Gastric cancer is one of the few tumor entities with a decreasing incidence but still constitutes a main cause of cancer-related deaths worldwide. The gold standard in therapy regimes with curative intent is surgery; however, palliative regimes should also include surgery in selected cases. Minimally invasive techniques are becoming established leading to improved perioperative outcomes.

Objective

Review of current oncological standards with a focus on the surgical approach in gastric cancer patients, discussion of current controversies regarding surgery with curative and palliative intent and outcomes of minimally invasive techniques.

Material and methods

Review of the literature on surgery of gastric cancer including conventional and minimally invasive tecnhniques.

Results

Surgery is the gold standard in regimes with curative intent for gastric cancer patients.

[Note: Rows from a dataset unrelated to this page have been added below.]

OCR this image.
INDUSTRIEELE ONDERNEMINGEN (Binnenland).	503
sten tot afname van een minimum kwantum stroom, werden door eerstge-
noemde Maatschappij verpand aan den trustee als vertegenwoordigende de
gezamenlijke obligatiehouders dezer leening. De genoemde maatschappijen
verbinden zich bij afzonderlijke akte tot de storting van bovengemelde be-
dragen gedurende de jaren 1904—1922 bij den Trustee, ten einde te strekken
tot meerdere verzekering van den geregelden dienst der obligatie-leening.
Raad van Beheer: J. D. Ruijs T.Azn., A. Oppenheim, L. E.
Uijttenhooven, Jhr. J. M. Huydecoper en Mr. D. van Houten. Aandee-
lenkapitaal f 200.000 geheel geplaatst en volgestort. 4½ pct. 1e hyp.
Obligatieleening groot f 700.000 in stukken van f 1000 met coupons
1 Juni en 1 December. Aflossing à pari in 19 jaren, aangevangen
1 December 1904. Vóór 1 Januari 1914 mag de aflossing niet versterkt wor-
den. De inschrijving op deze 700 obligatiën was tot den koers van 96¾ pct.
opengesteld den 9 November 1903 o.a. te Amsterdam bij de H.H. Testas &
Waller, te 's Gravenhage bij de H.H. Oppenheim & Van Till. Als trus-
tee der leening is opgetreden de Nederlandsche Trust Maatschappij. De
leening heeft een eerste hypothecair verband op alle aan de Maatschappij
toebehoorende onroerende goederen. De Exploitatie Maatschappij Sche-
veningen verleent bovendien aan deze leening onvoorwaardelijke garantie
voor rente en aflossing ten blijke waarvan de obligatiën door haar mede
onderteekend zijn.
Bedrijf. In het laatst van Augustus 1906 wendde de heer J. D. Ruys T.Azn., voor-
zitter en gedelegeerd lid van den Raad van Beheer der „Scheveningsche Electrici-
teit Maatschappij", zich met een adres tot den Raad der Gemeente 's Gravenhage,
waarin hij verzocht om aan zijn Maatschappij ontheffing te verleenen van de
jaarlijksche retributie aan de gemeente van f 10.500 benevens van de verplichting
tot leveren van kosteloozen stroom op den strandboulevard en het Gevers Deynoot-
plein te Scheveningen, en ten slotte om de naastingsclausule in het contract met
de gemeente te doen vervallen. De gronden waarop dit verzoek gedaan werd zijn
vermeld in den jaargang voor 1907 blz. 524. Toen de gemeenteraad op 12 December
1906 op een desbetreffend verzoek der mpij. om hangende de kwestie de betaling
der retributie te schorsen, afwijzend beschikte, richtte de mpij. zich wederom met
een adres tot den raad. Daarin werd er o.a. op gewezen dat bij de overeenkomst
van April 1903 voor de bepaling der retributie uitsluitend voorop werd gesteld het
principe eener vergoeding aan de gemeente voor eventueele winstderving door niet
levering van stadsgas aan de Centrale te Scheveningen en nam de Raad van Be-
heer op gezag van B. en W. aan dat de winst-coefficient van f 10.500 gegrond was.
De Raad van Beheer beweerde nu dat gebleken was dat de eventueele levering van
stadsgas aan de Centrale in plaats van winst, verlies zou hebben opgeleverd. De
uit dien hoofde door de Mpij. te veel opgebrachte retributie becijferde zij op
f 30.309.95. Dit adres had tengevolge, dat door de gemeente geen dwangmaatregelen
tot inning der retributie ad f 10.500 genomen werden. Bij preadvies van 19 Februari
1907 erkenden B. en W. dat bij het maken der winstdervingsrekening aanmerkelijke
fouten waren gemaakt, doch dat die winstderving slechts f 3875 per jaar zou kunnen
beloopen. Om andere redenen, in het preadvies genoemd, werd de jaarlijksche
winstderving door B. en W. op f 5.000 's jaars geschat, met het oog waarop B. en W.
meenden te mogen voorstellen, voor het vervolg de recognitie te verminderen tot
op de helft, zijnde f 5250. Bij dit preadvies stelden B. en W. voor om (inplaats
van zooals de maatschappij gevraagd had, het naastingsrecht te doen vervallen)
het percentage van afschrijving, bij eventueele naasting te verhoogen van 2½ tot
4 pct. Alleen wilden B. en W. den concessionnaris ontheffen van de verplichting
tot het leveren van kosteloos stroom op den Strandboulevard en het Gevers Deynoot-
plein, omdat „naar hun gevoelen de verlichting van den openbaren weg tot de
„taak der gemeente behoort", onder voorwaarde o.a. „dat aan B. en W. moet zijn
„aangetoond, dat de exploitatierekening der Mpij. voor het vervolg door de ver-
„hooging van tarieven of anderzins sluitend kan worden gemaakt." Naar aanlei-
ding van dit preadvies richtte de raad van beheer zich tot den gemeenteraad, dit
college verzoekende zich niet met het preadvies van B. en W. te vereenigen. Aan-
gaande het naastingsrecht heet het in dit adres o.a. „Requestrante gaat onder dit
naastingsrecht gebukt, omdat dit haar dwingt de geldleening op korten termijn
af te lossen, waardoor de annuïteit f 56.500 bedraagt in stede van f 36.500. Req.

The histological subtype is the basis for decision-making with respect to the extent of gastric resection. Radical D2 lymphadenectomy is the current standard in western countries. Multivisceral resection for locally advanced cancer is worthwhile in selected patients in terms of improved long-term survival despite potentially higher morbidity rates.. In palliative settings surgery can be a tool to improve the quality of life and to control tumor-related complications

Conclusion

Minimally invasive techniques are one of the main technical options to improve the perioperative outcome in gastric cancer patients. Multimodal therapy regimes may improve the quality of life and survival in curative and palliative settings.